NIU Business student team

As we work with leaders across industries, we hear a strong focus on diversity as a way of encouraging innovation from many sources. Open innovation and strategic partnering are two proven ways to add to diversity in your organization.

Open innovation, a concept that was formalized at an academic level by University of Cal-Berkeley professor Henry Chesbrough in 2003, encourages and solicits ideas from outside an organization in a systematic way. Ideas and capabilities are received from suppliers, vendors, universities, existing partners, and yes, even individual inventors or entrepreneurs. Experience has shown that the commitment to collaborate can help better define the marketplace opportunities and gaps in unserved (or underserved) segments and expand into new geographies, markets, channels and categories.

Strategic partnering, or successfully finding and engaging the right partners, is not easy, but time and time again we see benefits from reaching out and creating collaborative relationships to deliver growth. If the relationships are appropriately structured and nurtured, they can often extend the capabilities of the company into new-to-the-company or new-to-the-world areas, increase speed to market with new technologies, products, services and business processes, and lower overall levels of risk.

One of the most important elements of a company’s successful innovation and growth strategy is its people. Your team members’ and partners’ different backgrounds, experiences, attitudes, personalities and ways of thinking are often the most critical factors in creating a dynamic culture, developing a robust knowledge bank and spurring innovative thinking.

More global organizations are learning that in order to create a competitive advantage, they have to make sure their people are working and relating to peers and customers effectively. Embracing diversity and leveraging “soft skills” or people skills are important components of a progressive organization and an innovative culture.

One challenge many of leaders are facing is that their team members are more comfortable working within their often closed innovation environment with their current network of suppliers and academic connections. These leaders need to find ways to encourage their research development and engineering departments to seek ideas from outside and actively explore strategic partnerships and minimize their fears about job security.

Organizations and leaders need to be aware of events and systems that silently shut down innovation by leaving innovators feeling skeptical, estranged, distrustful, or upset with the organization. “Breaking the will to share” or the loss of trust is a silent killer of innovation.

Employees or other participants in the innovation community simply go through the motions and look like they are on board, driving innovation, when in fact they may have undetectably become disinterested. In many cases, they hold back or save their best ideas for another opportunity.
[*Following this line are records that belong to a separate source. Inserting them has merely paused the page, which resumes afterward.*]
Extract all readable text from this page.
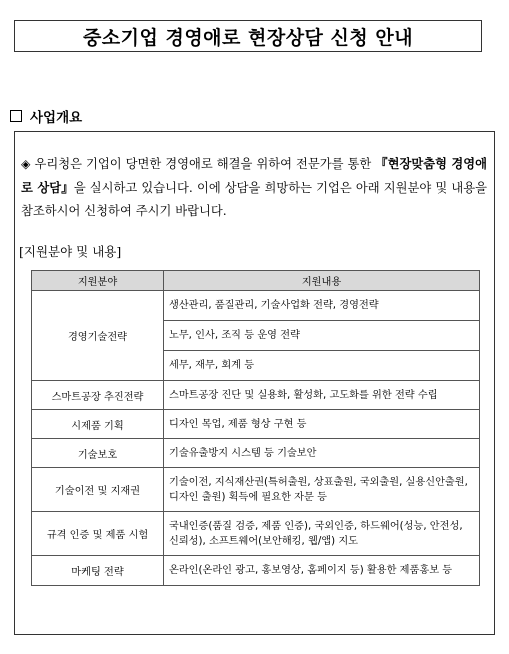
중소기업 경영애로 현장상담 신청 안내
사업개요
◈ 우리청은 기업이 당면한 경영애로 해결을 위하여 전문가를 통한 『현장맞춤형 경영애로 상담』을 실시하고 있습니다. 이에 상담을 희망하는 기업은 아래 지원분야 및 내용을 참조하시어 신청하여 주시기 바랍니다.
[지원분야 및 내용]
지원분야	지원내용
경영기술전략	생산관리, 품질관리, 기술사업화 전략, 경영전략
	노무, 인사, 조직 등 운영 전략
	세무, 재무, 회계 등
스마트공장 추진전략	스마트공장 진단 및 실용화, 활성화, 고도화를 위한 전략 수립
시제품 기획	디자인 목업, 제품 형상 구현 등
기술보호	기술유출방지 시스템 등 기술보안
기술이전 및 지재권	기술이전, 지식재산권(특허출원, 상표출원, 국외출원, 실용신안출원, 디자인 출원) 획득에 필요한 자문 등
규격 인증 및 제품 시험	국내인증(품질 검증, 제품 인증), 국외인증, 하드웨어(성능, 안전성, 신뢰성), 소프트웨어(보안해킹, 웹/앱) 지도
마케팅 전략	온라인(온라인 광고, 홍보영상, 홈페이지 등) 활용한 제품홍보 등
“Not Invented Here” syndrome is one of the most common barriers facing innovators and it occurs at many levels. It can be an organizational or process issue, but often it is a behavior issue such as an individual’s unhealthy human pride. While “innovation” remains the mantra, only familiar kinds of innovation from insiders or trusted allies are welcome. Communicating and demonstrating open innovation’s ability to ease the workload by providing a diversity of ideas and perspectives to specific problems and challenges can help overcome fears and concerns.

Recognize and reward team members for embracing open innovation, collaborating and sharing their ideas and solutions and you will start to see a diversity of sources start to contribute to your innovation pipeline.